Zhang et al. (2014) revealed that in the ploughing layer the application of organic amendments enlarged the macro-aggregates percentage and mean diameter by weight. The dispersal patterns of SOC and MBC inside aggregate were affected by organic treatments. In the plough layer, the SOC increased by 35.5% in macro-aggregates than control treatment and differences found in the MBCs in macro-aggregates amongst organic amendments were also significant. Mean diameter by weight positively correlated with SOC and MBC. The organic modification, through crop residues or the application of manure, had improved the stability of the soil aggregate with positive effects on soil binding agents, including SOC, MBC. In a field study of different land use systems, Dhaliwal et al. (2008) reported a higher MBC in the forest land use system compared to normal processing and undisturbed land.

3 Conclusions

The review of literature showed that studying the influence of tillage and straw return on carbon footprints, soil organic carbon fractions and soil microbial community is prominence to farmers and policymakers. In comparison to traditional tillage treatments, conservative tillage results in increase of SOM. All SOC fractions were found to be strongly correlated between all soils and managements. Manure modification has favored soil structure, increased C sequestration, microbial activity and increased soil fertility. The soil cannot increase soil aggregation, improve soil properties and favorably influence the accumulation of SOC. The effects of the addition of crop residues are often observed when integrated with reduced tillage systems or better nutrient management. The amount of new SOCs took about 30 years to reach the same level as the old SOC in upper layer of land after the conversion of cultivated lands. This suggests that organic matter in soils under wheat-rice systems could easily be lost by decomposition if the present land use is altered. SOC was also found to be related with size of farm, type of manure and use of mineral fertilizers integrated with organic residues incorporated in soil. The tillage can alter the flow of water and oxygen, the structure of the soil, the temperature and the formation of aggregates that directly or indirectly affect soil microbes. Microbial communities are involved in various biogeochemical cycles and soil formation. Alterations in this habitat can compromise the productivity of the land. A better understanding of the interactions of soil properties will help to improve the management of the land and will protect our soil from further deterioration.

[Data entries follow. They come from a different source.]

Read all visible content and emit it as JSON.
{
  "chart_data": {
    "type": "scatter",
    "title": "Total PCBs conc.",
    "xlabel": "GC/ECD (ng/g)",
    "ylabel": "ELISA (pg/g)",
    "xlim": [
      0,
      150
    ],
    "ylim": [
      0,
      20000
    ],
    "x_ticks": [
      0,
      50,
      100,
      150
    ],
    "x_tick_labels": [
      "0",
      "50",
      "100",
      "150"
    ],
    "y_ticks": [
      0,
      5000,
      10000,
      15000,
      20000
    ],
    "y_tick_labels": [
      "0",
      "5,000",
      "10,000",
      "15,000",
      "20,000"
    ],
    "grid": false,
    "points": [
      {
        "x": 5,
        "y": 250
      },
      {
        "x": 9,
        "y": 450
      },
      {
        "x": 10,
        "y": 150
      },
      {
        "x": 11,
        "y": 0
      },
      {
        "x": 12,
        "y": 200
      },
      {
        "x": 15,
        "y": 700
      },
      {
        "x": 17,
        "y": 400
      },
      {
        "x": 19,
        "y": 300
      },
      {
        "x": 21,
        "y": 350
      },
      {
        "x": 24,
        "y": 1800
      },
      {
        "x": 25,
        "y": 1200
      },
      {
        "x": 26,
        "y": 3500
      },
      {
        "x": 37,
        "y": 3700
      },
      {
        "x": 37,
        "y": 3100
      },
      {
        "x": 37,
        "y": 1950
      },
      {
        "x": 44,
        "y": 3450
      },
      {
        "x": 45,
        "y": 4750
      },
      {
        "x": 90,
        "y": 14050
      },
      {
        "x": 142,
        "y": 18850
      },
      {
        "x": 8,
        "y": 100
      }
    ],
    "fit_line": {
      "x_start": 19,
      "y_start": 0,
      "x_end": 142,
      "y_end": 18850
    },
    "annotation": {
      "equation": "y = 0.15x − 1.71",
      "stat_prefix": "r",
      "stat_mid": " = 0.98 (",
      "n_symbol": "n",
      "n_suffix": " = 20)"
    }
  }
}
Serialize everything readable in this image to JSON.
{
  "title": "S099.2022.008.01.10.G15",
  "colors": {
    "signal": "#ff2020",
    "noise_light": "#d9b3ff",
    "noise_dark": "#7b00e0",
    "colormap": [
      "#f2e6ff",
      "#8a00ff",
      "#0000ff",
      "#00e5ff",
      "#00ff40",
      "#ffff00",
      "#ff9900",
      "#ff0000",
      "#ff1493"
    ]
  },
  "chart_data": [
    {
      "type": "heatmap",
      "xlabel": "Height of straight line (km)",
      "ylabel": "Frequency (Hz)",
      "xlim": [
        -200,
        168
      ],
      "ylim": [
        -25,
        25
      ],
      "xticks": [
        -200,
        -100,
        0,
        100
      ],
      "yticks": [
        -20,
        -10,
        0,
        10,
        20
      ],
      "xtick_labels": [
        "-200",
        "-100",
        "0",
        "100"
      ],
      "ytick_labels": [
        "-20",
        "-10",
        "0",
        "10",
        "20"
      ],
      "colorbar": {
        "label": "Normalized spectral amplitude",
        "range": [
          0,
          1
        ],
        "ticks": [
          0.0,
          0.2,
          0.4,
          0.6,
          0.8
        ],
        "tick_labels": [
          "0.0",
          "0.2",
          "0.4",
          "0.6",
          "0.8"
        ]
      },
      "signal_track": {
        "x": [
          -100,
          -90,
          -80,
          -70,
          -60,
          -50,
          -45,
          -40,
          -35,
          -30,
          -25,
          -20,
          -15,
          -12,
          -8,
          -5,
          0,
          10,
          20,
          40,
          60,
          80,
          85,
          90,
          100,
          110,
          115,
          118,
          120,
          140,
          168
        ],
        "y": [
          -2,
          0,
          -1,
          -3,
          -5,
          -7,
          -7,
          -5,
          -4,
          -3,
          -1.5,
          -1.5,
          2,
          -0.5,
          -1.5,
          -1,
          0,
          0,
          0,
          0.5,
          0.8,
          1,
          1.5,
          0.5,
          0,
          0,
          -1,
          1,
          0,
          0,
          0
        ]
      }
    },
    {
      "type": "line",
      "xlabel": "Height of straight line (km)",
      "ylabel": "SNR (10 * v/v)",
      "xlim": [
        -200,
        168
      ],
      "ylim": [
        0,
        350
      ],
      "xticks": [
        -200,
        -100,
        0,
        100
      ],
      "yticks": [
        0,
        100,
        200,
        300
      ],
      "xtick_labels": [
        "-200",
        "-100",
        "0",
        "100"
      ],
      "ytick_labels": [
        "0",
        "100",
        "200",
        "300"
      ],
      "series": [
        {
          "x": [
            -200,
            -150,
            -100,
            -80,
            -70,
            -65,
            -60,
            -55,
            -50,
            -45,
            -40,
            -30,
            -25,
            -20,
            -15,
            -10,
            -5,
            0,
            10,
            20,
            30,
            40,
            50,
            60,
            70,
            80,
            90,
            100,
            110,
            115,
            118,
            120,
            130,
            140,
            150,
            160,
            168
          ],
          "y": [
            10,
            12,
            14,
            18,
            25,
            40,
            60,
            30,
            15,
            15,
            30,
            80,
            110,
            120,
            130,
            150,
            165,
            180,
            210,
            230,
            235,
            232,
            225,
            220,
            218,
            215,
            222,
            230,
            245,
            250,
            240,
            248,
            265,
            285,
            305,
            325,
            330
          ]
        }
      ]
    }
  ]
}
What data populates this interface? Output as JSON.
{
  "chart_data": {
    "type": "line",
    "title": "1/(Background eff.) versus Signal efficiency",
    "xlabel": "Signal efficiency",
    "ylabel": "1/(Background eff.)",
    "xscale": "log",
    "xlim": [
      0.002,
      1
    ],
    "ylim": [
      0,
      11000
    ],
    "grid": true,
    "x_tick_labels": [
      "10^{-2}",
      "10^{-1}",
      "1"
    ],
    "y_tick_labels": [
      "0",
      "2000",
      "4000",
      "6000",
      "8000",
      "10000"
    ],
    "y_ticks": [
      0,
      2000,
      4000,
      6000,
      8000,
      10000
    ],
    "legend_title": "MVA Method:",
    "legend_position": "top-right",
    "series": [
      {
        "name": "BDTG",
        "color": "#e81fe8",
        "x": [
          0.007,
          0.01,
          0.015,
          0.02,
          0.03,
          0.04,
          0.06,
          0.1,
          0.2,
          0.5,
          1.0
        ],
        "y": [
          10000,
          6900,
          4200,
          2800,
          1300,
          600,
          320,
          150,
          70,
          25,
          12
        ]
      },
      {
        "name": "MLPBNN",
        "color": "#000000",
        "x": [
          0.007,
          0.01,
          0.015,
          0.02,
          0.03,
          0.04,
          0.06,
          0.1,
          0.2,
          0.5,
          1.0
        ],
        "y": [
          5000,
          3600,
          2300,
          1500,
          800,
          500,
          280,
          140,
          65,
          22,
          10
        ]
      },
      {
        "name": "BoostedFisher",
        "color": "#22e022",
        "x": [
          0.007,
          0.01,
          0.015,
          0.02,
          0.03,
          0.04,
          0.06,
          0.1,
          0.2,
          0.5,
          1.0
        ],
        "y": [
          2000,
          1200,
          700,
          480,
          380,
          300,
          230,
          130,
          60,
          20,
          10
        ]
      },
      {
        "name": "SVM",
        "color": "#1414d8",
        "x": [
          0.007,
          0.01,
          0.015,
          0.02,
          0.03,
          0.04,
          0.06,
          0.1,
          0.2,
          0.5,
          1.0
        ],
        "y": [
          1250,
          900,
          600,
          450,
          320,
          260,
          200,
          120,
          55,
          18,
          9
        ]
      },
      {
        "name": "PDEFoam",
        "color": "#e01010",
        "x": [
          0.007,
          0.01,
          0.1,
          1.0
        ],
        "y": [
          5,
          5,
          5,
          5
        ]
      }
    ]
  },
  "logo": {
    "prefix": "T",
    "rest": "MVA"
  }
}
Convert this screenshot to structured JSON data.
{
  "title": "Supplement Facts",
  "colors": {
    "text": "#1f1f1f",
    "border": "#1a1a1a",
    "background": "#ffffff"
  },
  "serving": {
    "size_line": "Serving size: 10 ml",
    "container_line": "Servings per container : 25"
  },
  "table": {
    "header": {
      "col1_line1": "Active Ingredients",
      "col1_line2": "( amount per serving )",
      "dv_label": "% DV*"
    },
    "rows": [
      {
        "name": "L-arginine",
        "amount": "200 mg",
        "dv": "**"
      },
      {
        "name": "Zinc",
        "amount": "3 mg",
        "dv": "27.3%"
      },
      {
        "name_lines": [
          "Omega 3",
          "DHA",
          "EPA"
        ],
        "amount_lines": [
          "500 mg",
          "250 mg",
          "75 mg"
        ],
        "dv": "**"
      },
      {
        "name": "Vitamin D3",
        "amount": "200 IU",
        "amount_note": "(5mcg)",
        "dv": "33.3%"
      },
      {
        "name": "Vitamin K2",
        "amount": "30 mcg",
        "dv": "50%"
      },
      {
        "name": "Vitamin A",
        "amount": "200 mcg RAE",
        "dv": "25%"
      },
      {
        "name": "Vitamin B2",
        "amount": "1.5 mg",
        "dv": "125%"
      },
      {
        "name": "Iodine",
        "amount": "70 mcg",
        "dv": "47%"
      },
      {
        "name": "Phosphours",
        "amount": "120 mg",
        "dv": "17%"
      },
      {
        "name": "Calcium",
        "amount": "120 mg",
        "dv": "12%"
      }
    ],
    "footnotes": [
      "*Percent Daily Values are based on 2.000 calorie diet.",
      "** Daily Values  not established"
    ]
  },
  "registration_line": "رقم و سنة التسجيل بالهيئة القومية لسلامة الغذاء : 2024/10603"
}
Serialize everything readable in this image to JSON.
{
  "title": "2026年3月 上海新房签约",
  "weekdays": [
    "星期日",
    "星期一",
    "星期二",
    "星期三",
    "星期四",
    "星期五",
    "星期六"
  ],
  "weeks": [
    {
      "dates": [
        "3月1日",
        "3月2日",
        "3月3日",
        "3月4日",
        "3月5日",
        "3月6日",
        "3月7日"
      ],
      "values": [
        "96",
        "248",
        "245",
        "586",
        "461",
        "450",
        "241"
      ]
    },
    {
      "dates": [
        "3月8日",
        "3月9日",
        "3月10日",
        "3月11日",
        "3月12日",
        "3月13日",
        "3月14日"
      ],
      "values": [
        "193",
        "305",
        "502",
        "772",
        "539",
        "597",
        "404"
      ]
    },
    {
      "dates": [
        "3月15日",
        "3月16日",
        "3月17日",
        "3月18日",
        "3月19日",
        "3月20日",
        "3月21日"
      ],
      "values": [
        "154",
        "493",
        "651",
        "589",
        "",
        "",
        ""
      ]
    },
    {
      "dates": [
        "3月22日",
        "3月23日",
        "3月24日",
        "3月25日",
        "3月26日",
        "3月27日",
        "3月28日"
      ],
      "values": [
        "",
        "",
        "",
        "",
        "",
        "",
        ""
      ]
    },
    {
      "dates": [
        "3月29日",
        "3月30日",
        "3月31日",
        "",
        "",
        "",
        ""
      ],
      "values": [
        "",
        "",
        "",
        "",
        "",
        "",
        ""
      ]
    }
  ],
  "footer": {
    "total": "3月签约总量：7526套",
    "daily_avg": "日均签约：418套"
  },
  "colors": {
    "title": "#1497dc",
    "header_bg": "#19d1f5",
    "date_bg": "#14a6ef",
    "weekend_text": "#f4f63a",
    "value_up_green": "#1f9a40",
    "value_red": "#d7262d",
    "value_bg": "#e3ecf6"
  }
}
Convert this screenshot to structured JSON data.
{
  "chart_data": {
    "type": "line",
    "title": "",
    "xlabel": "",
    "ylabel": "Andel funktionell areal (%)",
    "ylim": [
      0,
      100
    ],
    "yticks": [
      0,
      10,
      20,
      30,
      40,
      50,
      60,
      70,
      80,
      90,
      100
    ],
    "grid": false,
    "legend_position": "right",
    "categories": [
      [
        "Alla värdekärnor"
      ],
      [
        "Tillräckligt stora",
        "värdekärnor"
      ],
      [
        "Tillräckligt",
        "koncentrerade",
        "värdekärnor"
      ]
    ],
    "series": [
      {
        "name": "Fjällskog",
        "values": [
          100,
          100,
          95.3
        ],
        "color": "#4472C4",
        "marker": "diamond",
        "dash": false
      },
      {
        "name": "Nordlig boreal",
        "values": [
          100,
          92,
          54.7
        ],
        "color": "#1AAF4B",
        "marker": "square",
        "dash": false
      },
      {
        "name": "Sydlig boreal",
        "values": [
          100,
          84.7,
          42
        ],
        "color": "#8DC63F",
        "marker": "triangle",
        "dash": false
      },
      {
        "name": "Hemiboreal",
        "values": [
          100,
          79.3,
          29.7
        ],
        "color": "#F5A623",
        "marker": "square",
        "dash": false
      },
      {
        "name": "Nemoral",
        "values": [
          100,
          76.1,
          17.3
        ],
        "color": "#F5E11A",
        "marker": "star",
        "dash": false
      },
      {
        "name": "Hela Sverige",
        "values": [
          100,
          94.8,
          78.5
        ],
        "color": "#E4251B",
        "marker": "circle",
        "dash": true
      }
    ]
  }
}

Adoption of conservative tillage in combination with the retention of crop residues, the systematic integration of key farming practices and the integration of these best agricultural practices help reduce the use of inorganic fertilizers, increase system productivity and reduce the carbon footprint. With the relevant agro-environmental policies implemented, along with the adoption of better agronomic tactics, the increase of the microbial community population protects the environment in an effective, efficient and economical way. The lack of awareness about the latest techniques lead to a lesser implementation of these technologies in agricultural fields. Since the major portion of GHG emission comes from agriculture sector. It is important to study the various parameters to understand and develop the better techniques to increase the efficiency of the energy inputs, fertility of soil, yield of produce, farmer’s income and decrease the fertilizer demand and GHG emissions.